# 训练不具备分离能力的网络
basicamt.py

In [None]:
import torch
import os
import tqdm

import sys
sys.path.append("..")
from utils.checkpoint import save_ckpt_template as save_ckpt, load_ckpt_template as load_ckpt

if torch.cuda.is_available():
    device = torch.device('cuda')
    torch.backends.cudnn.benchmark = True   # 加速卷积计算
else:
    device = torch.device('cpu')

print(device)

In [None]:
from data.septimbre.data import Instruments
dataset = Instruments(
    folder = '../data/septimbre/piano_large_short_256',
    mix = 1,
    input = '.cqt.npy',
    output = '.npy'
)
print("训练集大小: ", len(dataset))
input, label = dataset[0]
print("输入大小: ", input.shape)
print("输出大小: ", label.shape)
# 如果开了benchmark，batchsize最好一样大，且是两个数据集大小的公因数
dataloader = torch.utils.data.DataLoader(dataset, batch_size=18, shuffle=True, pin_memory=True, num_workers=4)

val = Instruments(
    folder = '../data/septimbre/piano_medium_short_256',
    mix = 1,
    input = '.cqt.npy',
    output = '.npy'
)
print("测试集大小: ", len(val))
input, label = val[0]
print("输入大小: ", input.shape)
print("输出大小: ", label.shape)
valloader = torch.utils.data.DataLoader(val, batch_size=18, shuffle=False, pin_memory=True, num_workers=4)

In [None]:
from basicamt import BasicAMT
model = BasicAMT().to(device)
optimizer = torch.optim.AdamW(model.parameters(), lr=3e-4)
schedular = torch.optim.lr_scheduler.ReduceLROnPlateau(optimizer, mode='min', factor=0.32, patience=2, threshold=1e-3)
checkpoint_path = "basicamt.pth"
loss_path = "basicamt.loss.txt"
min_loss = float('inf')
epoch_now = 0

In [None]:
# 加载上一轮模型参数
states = load_ckpt(model, optimizer, checkpoint_path)
if states:
    min_loss, avg_loss, epoch_now = states
else:
    print("No checkpoint loaded. Training from scratch.")

In [None]:
epoch_total = 50
stage_save_interval = 45    # save checkpoint every $stage_save_interval$ epochs

optimizer.zero_grad()
for epoch in range(epoch_now+1, epoch_total):
    # training
    model.train()
    train_loss = 0
    virtual_batch = 0
    for (input, target) in tqdm.tqdm(dataloader):
        input = input.to(device)    # input: (batch, mix, 2, time)
        target = target.to(device)  # target: (batch, mix, 7 * 12, 660)

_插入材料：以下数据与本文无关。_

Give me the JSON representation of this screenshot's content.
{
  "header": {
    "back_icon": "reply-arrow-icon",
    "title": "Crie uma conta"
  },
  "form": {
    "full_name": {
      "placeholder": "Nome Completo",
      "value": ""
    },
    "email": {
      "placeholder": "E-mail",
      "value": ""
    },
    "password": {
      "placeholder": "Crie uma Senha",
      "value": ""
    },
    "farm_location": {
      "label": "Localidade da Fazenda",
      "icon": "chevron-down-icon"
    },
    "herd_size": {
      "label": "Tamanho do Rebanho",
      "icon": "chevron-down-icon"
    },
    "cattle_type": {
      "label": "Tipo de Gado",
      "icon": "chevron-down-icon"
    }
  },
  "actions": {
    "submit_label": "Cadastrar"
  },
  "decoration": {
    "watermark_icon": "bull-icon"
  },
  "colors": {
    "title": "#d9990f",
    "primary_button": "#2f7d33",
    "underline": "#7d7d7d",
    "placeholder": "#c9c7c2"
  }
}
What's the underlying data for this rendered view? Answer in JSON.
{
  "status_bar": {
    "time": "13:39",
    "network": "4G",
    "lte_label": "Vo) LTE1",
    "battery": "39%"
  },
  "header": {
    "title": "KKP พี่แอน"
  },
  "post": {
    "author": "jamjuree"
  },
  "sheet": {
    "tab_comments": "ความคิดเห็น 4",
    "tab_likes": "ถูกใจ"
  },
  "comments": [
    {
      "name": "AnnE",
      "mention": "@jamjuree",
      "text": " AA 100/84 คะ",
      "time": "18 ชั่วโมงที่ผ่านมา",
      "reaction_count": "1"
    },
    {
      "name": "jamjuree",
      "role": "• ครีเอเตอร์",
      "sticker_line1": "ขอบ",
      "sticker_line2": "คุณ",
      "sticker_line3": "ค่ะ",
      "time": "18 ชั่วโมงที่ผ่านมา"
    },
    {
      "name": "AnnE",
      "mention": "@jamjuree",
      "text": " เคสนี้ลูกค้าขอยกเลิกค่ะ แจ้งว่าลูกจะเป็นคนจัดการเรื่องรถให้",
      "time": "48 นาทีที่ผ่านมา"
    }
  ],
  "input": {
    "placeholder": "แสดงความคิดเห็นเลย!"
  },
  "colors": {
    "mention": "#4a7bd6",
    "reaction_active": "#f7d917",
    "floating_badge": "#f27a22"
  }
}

        # 由于basicamt的目标没有分离音色，因此mix仅仅是数据增强的手段
        if dataset.mix > 1:
            mixed = torch.mean(input, dim=1, keepdim=False)  # 混合后的CQT
            midi_mixed, _ = target.max(dim=-3, keepdim=False)
        else:
            mixed = input.squeeze(dim=1)
            midi_mixed = target.squeeze(dim=1)

        mixed = mixed + torch.randn_like(mixed) * 0.01   # 加入噪声 经过听觉和可视化觉得0.01是一个合适的值
        # midi_mixed: (batch, 7 * 12, 660)

        onset, note = model(mixed)
        # onset & note: (batch, 7 * 12, 660)
        loss = BasicAMT.loss(onset, note, midi_mixed)
        train_loss += loss.item()

        loss.backward()
        optimizer.step()
        optimizer.zero_grad()

    train_loss /= len(dataloader)

    # validation
    model.eval()
    val_loss = 0
    with torch.no_grad():
        for (input, target) in tqdm.tqdm(valloader):
            input = input.to(device)
            target = target.to(device)

            if val.mix > 1:
                mixed = torch.sum(input, dim=1, keepdim=False)
                midi_mixed, _ = target.max(dim=-3, keepdim=False)
            else:
                mixed = input.squeeze(dim=1)
                midi_mixed = target.squeeze(dim=1)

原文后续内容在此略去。